Mais il était très humide et hirsute et je l'ai tout de même porté dans la cour où le soleil brillait et je l'ai posé par terre pour qu'il sèche. Il se tenait debout sur la terre nue comme un reste de demi-poignée de barbe de maïs jaune appuyé sur deux allumettes. Il se tenait gauchement, il rentrait la tête et se taisait. Partout couraient des poussins pépiant et une odeur d'herbe frappait son bec. Le poussin aveugle restait là et pas un son ne sortait de sa gorge. Puis il a essayé de faire un pas maladroit mais il s'est vite arrêté. Il paraissait très étonné.

Alors voilà ce qui est arrivé.

La poule s'est levée, a rejoint son poussin ; les frères du poussin sont accourus également et l'ont entouré. La vieille poule a caqueté une fois, puis tapé du bec : et toi, d'où tu sors et encore dans quel état ? – dit-elle en colère. Le poussin aveugle ne pipa mot, il se terrait repentant, tout petit, il se laissait taper, le bec pendant – et il y avait dans son silence un bonheur indicible.

Ensuite on l'oublia. La poule reprit sa position assise et les petits poussins se fourrèrent sous son aile. Alors il a remué, il a trottiné en suivant les bruits mais évité d'importuner les autres ; il s'est blotti modestement et courtoisement dans le duvet maternel, il était très, très heureux et il avait l'impression que tout ce mal n'était pas arrivé et que ce n'était qu'un vilain cauchemar.

Par la suite j'ai plusieurs fois revu ainsi le petit poussin aveugle.

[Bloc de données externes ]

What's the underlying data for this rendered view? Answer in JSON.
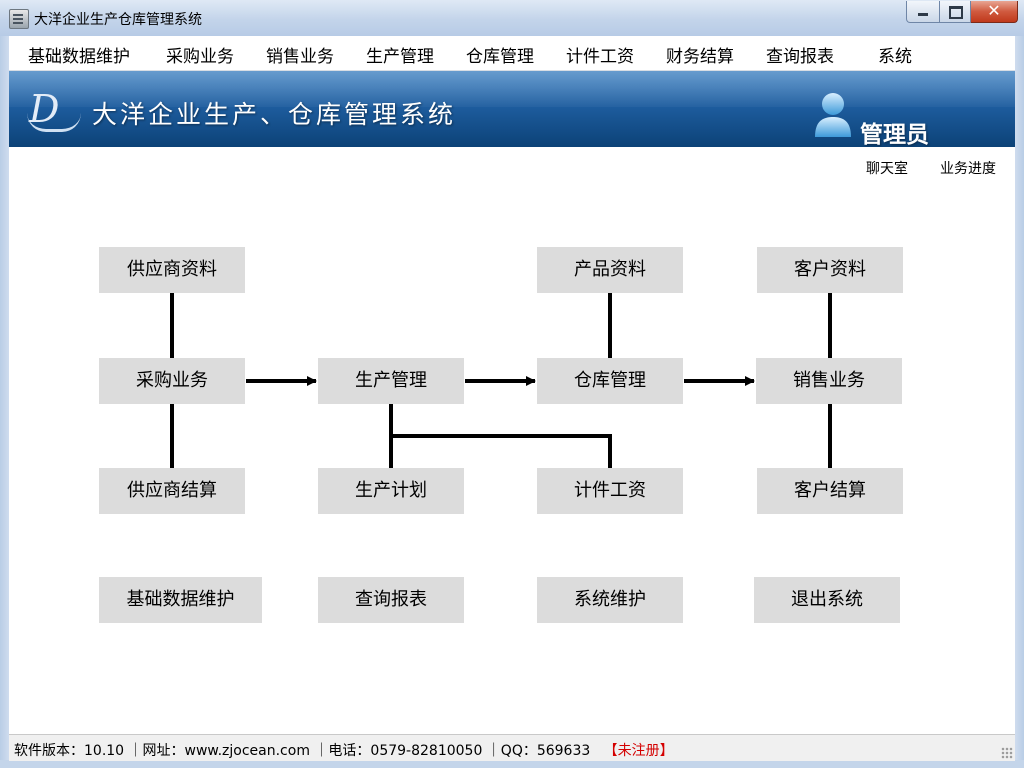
{
  "window": {
    "title": "大洋企业生产仓库管理系统",
    "close_glyph": "✕"
  },
  "menubar": {
    "items": [
      {
        "label": "基础数据维护"
      },
      {
        "label": "采购业务"
      },
      {
        "label": "销售业务"
      },
      {
        "label": "生产管理"
      },
      {
        "label": "仓库管理"
      },
      {
        "label": "计件工资"
      },
      {
        "label": "财务结算"
      },
      {
        "label": "查询报表"
      },
      {
        "label": "系统"
      }
    ]
  },
  "banner": {
    "logo_letter": "D",
    "title": "大洋企业生产、仓库管理系统",
    "user": "管理员",
    "user_icon": "user-avatar-icon"
  },
  "links": {
    "chat": "聊天室",
    "progress": "业务进度"
  },
  "flow": {
    "supplier_info": "供应商资料",
    "product_info": "产品资料",
    "customer_info": "客户资料",
    "purchasing": "采购业务",
    "production": "生产管理",
    "warehouse": "仓库管理",
    "sales": "销售业务",
    "supplier_settlement": "供应商结算",
    "production_plan": "生产计划",
    "piece_wage": "计件工资",
    "customer_settlement": "客户结算",
    "base_data": "基础数据维护",
    "reports": "查询报表",
    "system_maintenance": "系统维护",
    "exit": "退出系统"
  },
  "statusbar": {
    "text": "软件版本：10.10 ｜网址：www.zjocean.com ｜电话：0579-82810050 ｜QQ：569633",
    "registration": "【未注册】"
  },
  "colors": {
    "banner_dark": "#0c4277",
    "banner_light": "#3b7fc0",
    "node_bg": "#dcdcdc",
    "unregistered": "#d40000"
  }
}
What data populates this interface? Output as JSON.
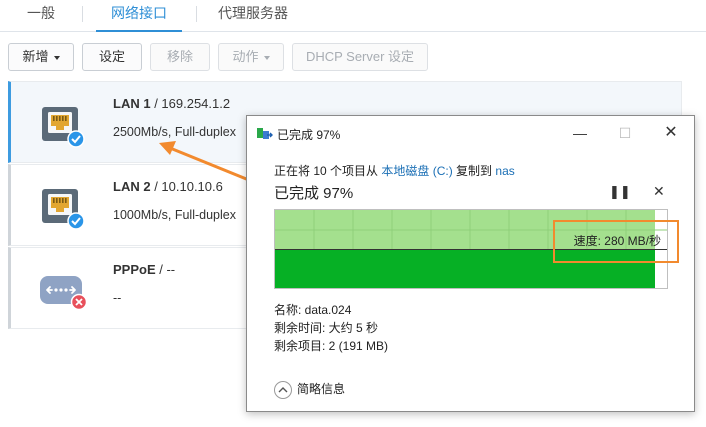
{
  "tabs": [
    {
      "label": "一般",
      "active": false
    },
    {
      "label": "网络接口",
      "active": true
    },
    {
      "label": "代理服务器",
      "active": false
    }
  ],
  "toolbar": {
    "create": "新增",
    "settings": "设定",
    "remove": "移除",
    "action": "动作",
    "dhcp": "DHCP Server 设定"
  },
  "interfaces": [
    {
      "name": "LAN 1",
      "address": "/ 169.254.1.2",
      "status": "2500Mb/s, Full-duplex",
      "selected": true,
      "connected": true
    },
    {
      "name": "LAN 2",
      "address": "/ 10.10.10.6",
      "status": "1000Mb/s, Full-duplex",
      "selected": false,
      "connected": true
    },
    {
      "name": "PPPoE",
      "address": "/ --",
      "status": "--",
      "selected": false,
      "connected": false
    }
  ],
  "dialog": {
    "title": "已完成 97%",
    "copy_prefix": "正在将 10 个项目从",
    "source": "本地磁盘 (C:)",
    "copy_mid": "复制到",
    "destination": "nas",
    "progress_text": "已完成 97%",
    "progress": 0.97,
    "speed": "速度: 280 MB/秒",
    "name_line": "名称: data.024",
    "time_line": "剩余时间: 大约 5 秒",
    "items_line": "剩余项目: 2 (191 MB)",
    "details": "简略信息"
  },
  "colors": {
    "accent": "#2f8fd6",
    "graph_fill": "#06b025",
    "graph_light": "#a4e08e",
    "annotation": "#f28a2e"
  }
}
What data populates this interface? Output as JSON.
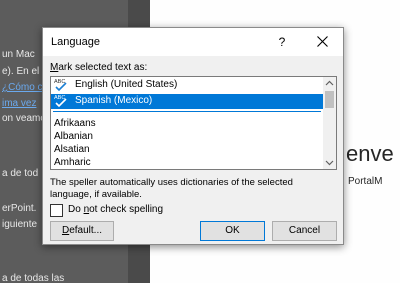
{
  "background": {
    "left_lines": [
      "un Mac",
      "e). En el",
      "¿Cómo c",
      "ima vez",
      "on veamo",
      "a de tod",
      "erPoint.",
      "iguiente",
      "a de todas las"
    ],
    "heading_fragment": "enve",
    "subtitle_fragment": "PortalM"
  },
  "dialog": {
    "title": "Language",
    "help_label": "?",
    "mark_label_u": "M",
    "mark_label_rest": "ark selected text as:",
    "recent_languages": [
      {
        "label": "English (United States)",
        "icon": "abc-spellcheck-icon"
      },
      {
        "label": "Spanish (Mexico)",
        "icon": "abc-spellcheck-icon",
        "selected": true
      }
    ],
    "languages": [
      "Afrikaans",
      "Albanian",
      "Alsatian",
      "Amharic"
    ],
    "info_text": "The speller automatically uses dictionaries of the selected language, if available.",
    "checkbox": {
      "before": "Do ",
      "underlined": "n",
      "after": "ot check spelling",
      "checked": false
    },
    "buttons": {
      "default_u": "D",
      "default_rest": "efault...",
      "ok": "OK",
      "cancel": "Cancel"
    }
  },
  "colors": {
    "selection": "#0078d7",
    "dialog_bg": "#f0f0f0"
  }
}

Il trottinait parmi les autres et n'avait d'autre joie que d'être à proximité de sa mère… oui… n'est-ce pas étrange ?… C'est seulement lorsque quelque lourd pas humain réveillait la poule que les poussins s'égaillaient et le poussin aveugle restait à l'abandon : il se redressait, rentrait la tête et écoutait. On ne s'occupait plus beaucoup de lui, on s'était habitué à son petit corps chétif effarouché. Moi-même je l'ai oublié.

Je l'ai revu une semaine plus tard. Il était blotti au pied du mur de l'appentis. Il était complètement seul, apparemment épuisé, assis. Je me suis penché sur lui prudemment pour ne pas l'effrayer. Mais ma crainte était vaine, le poussin aveugle n'a opposé aucune résistance quand je l'ai pris dans la main. Il ne pépiait même pas. Il me laissait le changer de main avec indifférence, il penchait seulement la tête de côté. Les autres poussins piaillaient dans mes jambes mais le petit aveugle ne leur répondait plus.

Alors j'ai eu une idée : dans mon autre main j'ai mis quelques grains et quelques gouttes d'eau. J'ai pressé la tête de l'aveugle contre les grains. Ni la première ni la seconde fois il n'a réagi. À la troisième tentative il a ouvert son bec pour picorer un grain. C'est la paume de ma main qu'il a piquée. Il y a pris goût et il a repiqué plus énergiquement ; cette fois il a attrapé un grain. L'avaler avec sa petite gorge haletante et palpitante lui a pris assez longtemps. Il a encore fait claquer son petit bec une ou deux fois comme pour être sûr que c'était descendu puis, avec vivacité désormais, il a allongé son cou pour en chercher d'autres et finalement il s'est mis à manger en tremblant de tout son petit corps à demi refroidi, les yeux enflés, la tête chauve et nue. Et alors j'ai vu… oui…que ses petites pattes… étaient… oui, c'est vrai… elles étaient desséchées… Ses pattes étaient complètement desséchées…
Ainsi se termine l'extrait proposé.